By Aadil Mir
As the June 30 deadline to resolve the contentious Iran nuclear issue between Tehran and six world powers nears, there still remain several roadblocks which could hamper the progress made so far.
The insistence by the five veto-wielding members of the UN Security Council and Germany for inspecting Iran’s military sites and questioning its atomic experts is the main obstacle in resolving the issue.
Tehran, on its part, has rejected the demand as being completely off-the-table and instead asked for the 13-year-old economic sanctions to be lifted without further delay.
Iranian Supreme Leader Ayatollah Ali Khamenei has said Tehran would not accept “unreasonable demands” by the world powers during negotiations over its nuclear programme, and ruled out letting inspectors interview its atomic scientists.
But the US remains firm on its stand that it will not extend the talks beyond the June 30 deadline, even as P5+1 countries make last ditch efforts to reach a final deal.
France, which has demanded more strictness in implementing the economic sanctions against Iran, has indicated that discussions were likely to slip into July.

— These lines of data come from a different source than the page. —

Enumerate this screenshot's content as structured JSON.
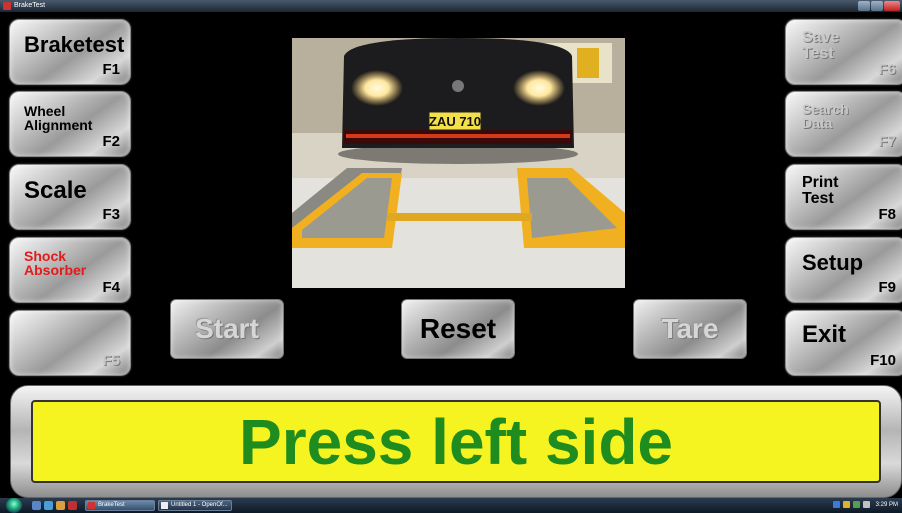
{
  "window": {
    "title": "BrakeTest"
  },
  "left_buttons": [
    {
      "label_lines": [
        "Braketest"
      ],
      "key": "F1",
      "enabled": true,
      "label_color": "#000000"
    },
    {
      "label_lines": [
        "Wheel",
        "Alignment"
      ],
      "key": "F2",
      "enabled": true,
      "label_color": "#000000"
    },
    {
      "label_lines": [
        "Scale"
      ],
      "key": "F3",
      "enabled": true,
      "label_color": "#000000"
    },
    {
      "label_lines": [
        "Shock",
        "Absorber"
      ],
      "key": "F4",
      "enabled": true,
      "label_color": "#e31b1b"
    },
    {
      "label_lines": [
        ""
      ],
      "key": "F5",
      "enabled": false
    }
  ],
  "right_buttons": [
    {
      "label_lines": [
        "Save",
        "Test"
      ],
      "key": "F6",
      "enabled": false
    },
    {
      "label_lines": [
        "Search",
        "Data"
      ],
      "key": "F7",
      "enabled": false
    },
    {
      "label_lines": [
        "Print",
        "Test"
      ],
      "key": "F8",
      "enabled": true
    },
    {
      "label_lines": [
        "Setup"
      ],
      "key": "F9",
      "enabled": true
    },
    {
      "label_lines": [
        "Exit"
      ],
      "key": "F10",
      "enabled": true
    }
  ],
  "center_buttons": {
    "start": {
      "label": "Start",
      "enabled": false
    },
    "reset": {
      "label": "Reset",
      "enabled": true
    },
    "tare": {
      "label": "Tare",
      "enabled": false
    }
  },
  "camera": {
    "plate": "ZAU 710"
  },
  "status": {
    "message": "Press left side",
    "background": "#f6f420",
    "text_color": "#1f8c1f"
  },
  "taskbar": {
    "tasks": [
      {
        "label": "BrakeTest",
        "active": true
      },
      {
        "label": "Untitled 1 - OpenOf...",
        "active": false
      }
    ],
    "clock": "3:29 PM"
  }
}
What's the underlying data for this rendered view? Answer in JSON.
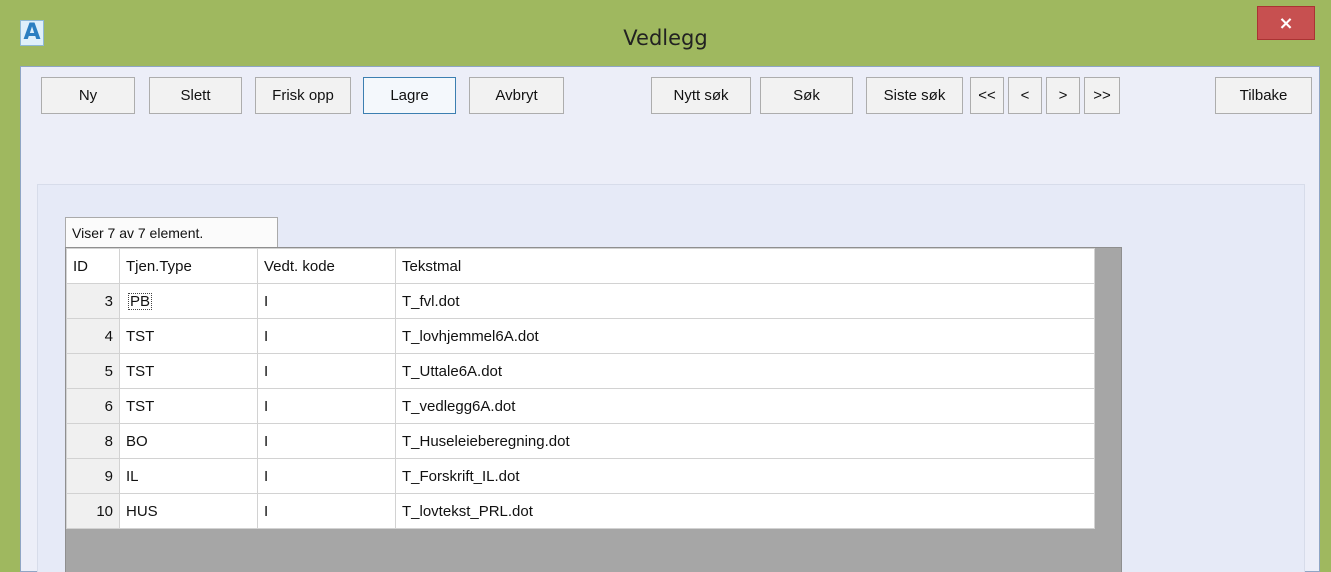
{
  "window": {
    "title": "Vedlegg",
    "icon_letter": "A",
    "close_label": "×"
  },
  "toolbar": {
    "ny": "Ny",
    "slett": "Slett",
    "frisk_opp": "Frisk opp",
    "lagre": "Lagre",
    "avbryt": "Avbryt",
    "nytt_sok": "Nytt søk",
    "sok": "Søk",
    "siste_sok": "Siste søk",
    "first": "<<",
    "prev": "<",
    "next": ">",
    "last": ">>",
    "tilbake": "Tilbake"
  },
  "grid": {
    "status": "Viser 7 av 7 element.",
    "columns": [
      "ID",
      "Tjen.Type",
      "Vedt. kode",
      "Tekstmal"
    ],
    "rows": [
      {
        "id": "3",
        "type": "PB",
        "kode": "I",
        "mal": "T_fvl.dot"
      },
      {
        "id": "4",
        "type": "TST",
        "kode": "I",
        "mal": "T_lovhjemmel6A.dot"
      },
      {
        "id": "5",
        "type": "TST",
        "kode": "I",
        "mal": "T_Uttale6A.dot"
      },
      {
        "id": "6",
        "type": "TST",
        "kode": "I",
        "mal": "T_vedlegg6A.dot"
      },
      {
        "id": "8",
        "type": "BO",
        "kode": "I",
        "mal": "T_Huseleieberegning.dot"
      },
      {
        "id": "9",
        "type": "IL",
        "kode": "I",
        "mal": "T_Forskrift_IL.dot"
      },
      {
        "id": "10",
        "type": "HUS",
        "kode": "I",
        "mal": "T_lovtekst_PRL.dot"
      }
    ]
  },
  "colors": {
    "window_frame": "#9fb85f",
    "close_button": "#c75050",
    "client_background": "#eceef8",
    "grid_empty_area": "#a6a6a6"
  }
}
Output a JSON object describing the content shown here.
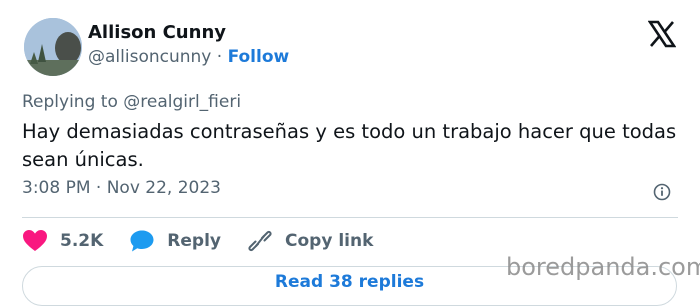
{
  "author": {
    "display_name": "Allison Cunny",
    "handle": "@allisoncunny",
    "separator": "·",
    "follow_label": "Follow"
  },
  "reply_context": "Replying to @realgirl_fieri",
  "tweet_text": "Hay demasiadas contraseñas y es todo un trabajo hacer que todas sean únicas.",
  "timestamp": "3:08 PM · Nov 22, 2023",
  "actions": {
    "likes": "5.2K",
    "reply_label": "Reply",
    "copy_link_label": "Copy link"
  },
  "read_replies_label": "Read 38 replies",
  "watermark": "boredpanda.com",
  "icons": {
    "logo": "x-logo-icon",
    "info": "info-icon",
    "like": "heart-icon",
    "reply": "speech-bubble-icon",
    "copy": "link-icon"
  },
  "colors": {
    "text": "#0f1419",
    "secondary": "#536471",
    "accent": "#1d7ad9",
    "like": "#f91880",
    "reply": "#1d9bf0",
    "divider": "#cfd9de"
  }
}
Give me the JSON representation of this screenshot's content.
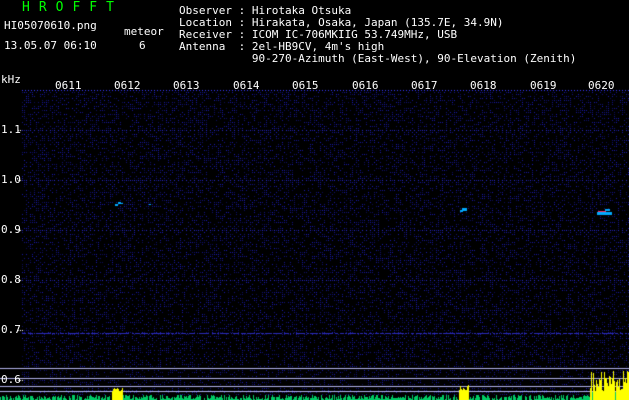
{
  "app": {
    "logo": "HROFFT"
  },
  "file": {
    "filename": "HI05070610.png",
    "datetime": "13.05.07 06:10",
    "meteor_label": "meteor",
    "meteor_count": "6"
  },
  "info": {
    "observer": "Observer : Hirotaka Otsuka",
    "location": "Location : Hirakata, Osaka, Japan (135.7E, 34.9N)",
    "receiver": "Receiver : ICOM IC-706MKIIG 53.749MHz, USB",
    "antenna": "Antenna  : 2el-HB9CV, 4m's high",
    "antenna2": "           90-270-Azimuth (East-West), 90-Elevation (Zenith)"
  },
  "axis": {
    "unit": "kHz",
    "y_labels": [
      "1.1",
      "1.0",
      "0.9",
      "0.8",
      "0.7",
      "0.6"
    ],
    "time_labels": [
      "0611",
      "0612",
      "0613",
      "0614",
      "0615",
      "0616",
      "0617",
      "0618",
      "0619",
      "0620"
    ]
  },
  "colors": {
    "background": "#000000",
    "noise": "#1a1a8a",
    "logo": "#00ff00",
    "meteor": "#00aaff",
    "peak": "#ffff00"
  }
}
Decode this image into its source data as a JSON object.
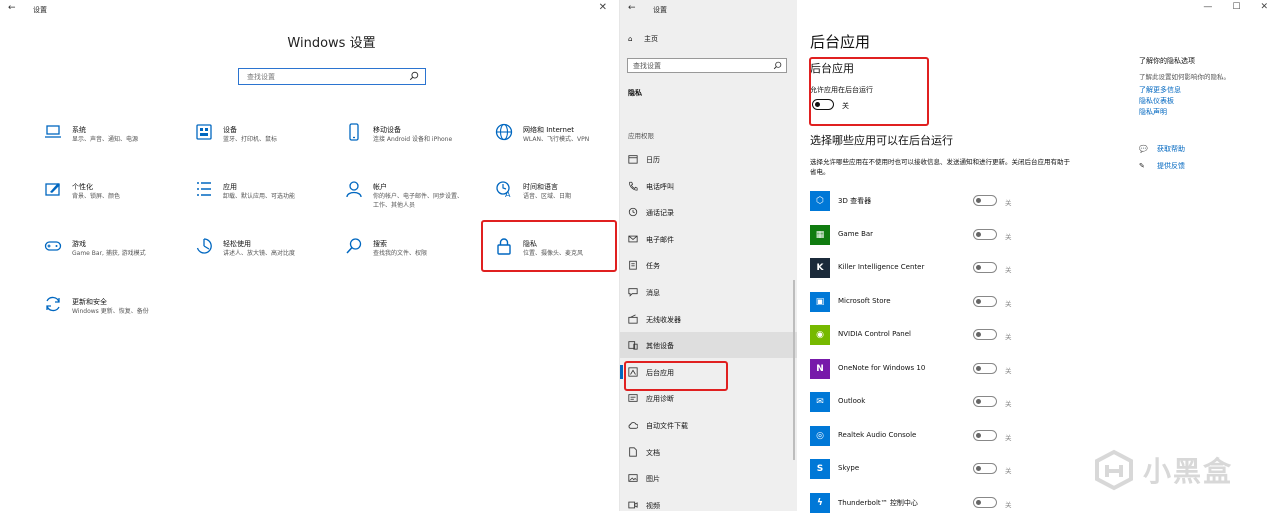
{
  "left": {
    "title": "设置",
    "home_title": "Windows 设置",
    "search_placeholder": "查找设置",
    "categories": [
      {
        "name": "系统",
        "desc1": "显示、声音、通知、电源",
        "desc2": "",
        "icon": "laptop-icon"
      },
      {
        "name": "设备",
        "desc1": "蓝牙、打印机、鼠标",
        "desc2": "",
        "icon": "devices-icon"
      },
      {
        "name": "移动设备",
        "desc1": "连接 Android 设备和 iPhone",
        "desc2": "",
        "icon": "phone-icon"
      },
      {
        "name": "网络和 Internet",
        "desc1": "WLAN、飞行模式、VPN",
        "desc2": "",
        "icon": "globe-icon"
      },
      {
        "name": "个性化",
        "desc1": "背景、锁屏、颜色",
        "desc2": "",
        "icon": "personalization-icon"
      },
      {
        "name": "应用",
        "desc1": "卸载、默认应用、可选功能",
        "desc2": "",
        "icon": "apps-icon"
      },
      {
        "name": "帐户",
        "desc1": "你的帐户、电子邮件、同步设置、",
        "desc2": "工作、其他人员",
        "icon": "person-icon"
      },
      {
        "name": "时间和语言",
        "desc1": "语音、区域、日期",
        "desc2": "",
        "icon": "time-language-icon"
      },
      {
        "name": "游戏",
        "desc1": "Game Bar, 捕获, 游戏模式",
        "desc2": "",
        "icon": "gamepad-icon"
      },
      {
        "name": "轻松使用",
        "desc1": "讲述人、放大镜、高对比度",
        "desc2": "",
        "icon": "ease-of-access-icon"
      },
      {
        "name": "搜索",
        "desc1": "查找我的文件、权限",
        "desc2": "",
        "icon": "search-icon"
      },
      {
        "name": "隐私",
        "desc1": "位置、摄像头、麦克风",
        "desc2": "",
        "icon": "lock-icon"
      },
      {
        "name": "更新和安全",
        "desc1": "Windows 更新、恢复、备份",
        "desc2": "",
        "icon": "update-icon"
      }
    ]
  },
  "nav": {
    "title": "设置",
    "home": "主页",
    "search_placeholder": "查找设置",
    "section": "隐私",
    "perm_header": "应用权限",
    "items": [
      {
        "label": "日历",
        "icon": "calendar-icon"
      },
      {
        "label": "电话呼叫",
        "icon": "call-icon"
      },
      {
        "label": "通话记录",
        "icon": "history-icon"
      },
      {
        "label": "电子邮件",
        "icon": "mail-icon"
      },
      {
        "label": "任务",
        "icon": "tasks-icon"
      },
      {
        "label": "消息",
        "icon": "message-icon"
      },
      {
        "label": "无线收发器",
        "icon": "radio-icon"
      },
      {
        "label": "其他设备",
        "icon": "other-devices-icon"
      },
      {
        "label": "后台应用",
        "icon": "background-apps-icon"
      },
      {
        "label": "应用诊断",
        "icon": "diagnostics-icon"
      },
      {
        "label": "自动文件下载",
        "icon": "cloud-icon"
      },
      {
        "label": "文档",
        "icon": "document-icon"
      },
      {
        "label": "图片",
        "icon": "picture-icon"
      },
      {
        "label": "视频",
        "icon": "video-icon"
      }
    ]
  },
  "content": {
    "page_title": "后台应用",
    "section1_title": "后台应用",
    "allow_label": "允许应用在后台运行",
    "allow_state": "关",
    "section2_title": "选择哪些应用可以在后台运行",
    "section2_desc": "选择允许哪些应用在不使用时也可以接收信息、发送通知和进行更新。关闭后台应用有助于省电。",
    "apps": [
      {
        "name": "3D 查看器",
        "state": "关",
        "color": "#0078d7",
        "glyph": "⬡"
      },
      {
        "name": "Game Bar",
        "state": "关",
        "color": "#107c10",
        "glyph": "▦"
      },
      {
        "name": "Killer Intelligence Center",
        "state": "关",
        "color": "#1b2a3a",
        "glyph": "K"
      },
      {
        "name": "Microsoft Store",
        "state": "关",
        "color": "#0078d7",
        "glyph": "▣"
      },
      {
        "name": "NVIDIA Control Panel",
        "state": "关",
        "color": "#76b900",
        "glyph": "◉"
      },
      {
        "name": "OneNote for Windows 10",
        "state": "关",
        "color": "#7719aa",
        "glyph": "N"
      },
      {
        "name": "Outlook",
        "state": "关",
        "color": "#0078d7",
        "glyph": "✉"
      },
      {
        "name": "Realtek Audio Console",
        "state": "关",
        "color": "#0078d7",
        "glyph": "◎"
      },
      {
        "name": "Skype",
        "state": "关",
        "color": "#0078d7",
        "glyph": "S"
      },
      {
        "name": "Thunderbolt™ 控制中心",
        "state": "关",
        "color": "#0078d7",
        "glyph": "ϟ"
      }
    ]
  },
  "side": {
    "title": "了解你的隐私选项",
    "desc": "了解此设置如何影响你的隐私。",
    "links": [
      "了解更多信息",
      "隐私仪表板",
      "隐私声明"
    ],
    "help": "获取帮助",
    "feedback": "提供反馈"
  },
  "watermark": "小黑盒"
}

Iran’s senior nuclear negotiator Abbas Araghchi also warned that the deadline might need to be extended.
The current sanctions against Iran since 2002 – barring it from exporting oil and other goods – cost Iran $4 billion to $8 billion a month. Iran’s oil exports have fallen to 700,000 barrels per day (bpd) by May 2013, compared to an average of 2.2 million bpd in 2011. The sanctions are supported by the world’s major powers but are ignored by countries like Russia and China.
However, in the present scenario, if the other countries come to the conclusion that the US has turned down a reasonable offer that Iran made, they are unlikely to continue their support for the sanctions that have imposed a high economic burden on Iran.
Many countries are eager to buy oil from Iran – the world’s seventh largest petroleum producer – which sells at a discount.
A 2012 study by independent global policy think-tank Rand Research And Development noted: “Over the past several years, China has become Iran’s biggest oil customer and biggest economic partner.”
China could view the West’s isolation of Iran as an opportunity to build a special relationship with it and develop that country’s vast energy economy besides securing a sea port in the warm waters of the Arab Gulf.
If, however, the sanctions can be maintained, Iran will be in deep trouble. Oil prices have halved and Iran is bleeding resources in Syria and Iraq (besides Yemen, though considerably less there).
Interestingly, Iran has expanded its nuclear programme even while under strict sanctions for the last dozen years.
In 2003, Iran had fewer than 200 centrifuges but today has 19,000. Iran’s nuclear establishment is also much larger.
Keeping in mind that Iran began showing active interest in a nuclear programme as early as the 1950s, it now has thousands of nuclear scientists and technicians who work in the field.
That raises the spectre of a military attack option, say, by Israel similar to the one against an Iraqi reactor in 1981 and a Syrian facility in 2007 – but those were single facilities.
Iran, by contrast, has a vast nuclear industry, comprising many installations spread across the country, some close to population centres, while others lie in mountainous terrain.
For it to effectively degrade Iran’s nuclear capabilities, the US would have to go to war with Iran, destroying its air defences, then attacking its facilities in hundreds of raids, which could also produce considerable collateral damage.
But under such an attack the Tehran regime would likely gain domestic support. It could also respond in various ways, through its proxies in Afghanistan, Iraq, Lebanon and elsewhere. The retaliatory attacks might be directed at the US or its allies.
A US attack would also mean the splintering of the international coalition against Iran. Russia, China and many other countries would possibly condemn it. Iran would be seen as the victim of an unprovoked invasion. The sanctions would crumble.
Iran’s nuclear programme would be devastated, but it could rebuild it. Even under the current sanctions regime, Iran makes tens of billions of dollars in oil revenues, more than enough to afford to rebuild its facilities.
Morever, once it had been attacked, Tehran may invoke the need for a deterrent against future attacks and would likely work speedily to build a nuclear arsenal – something which the world powers want to deter it from doing.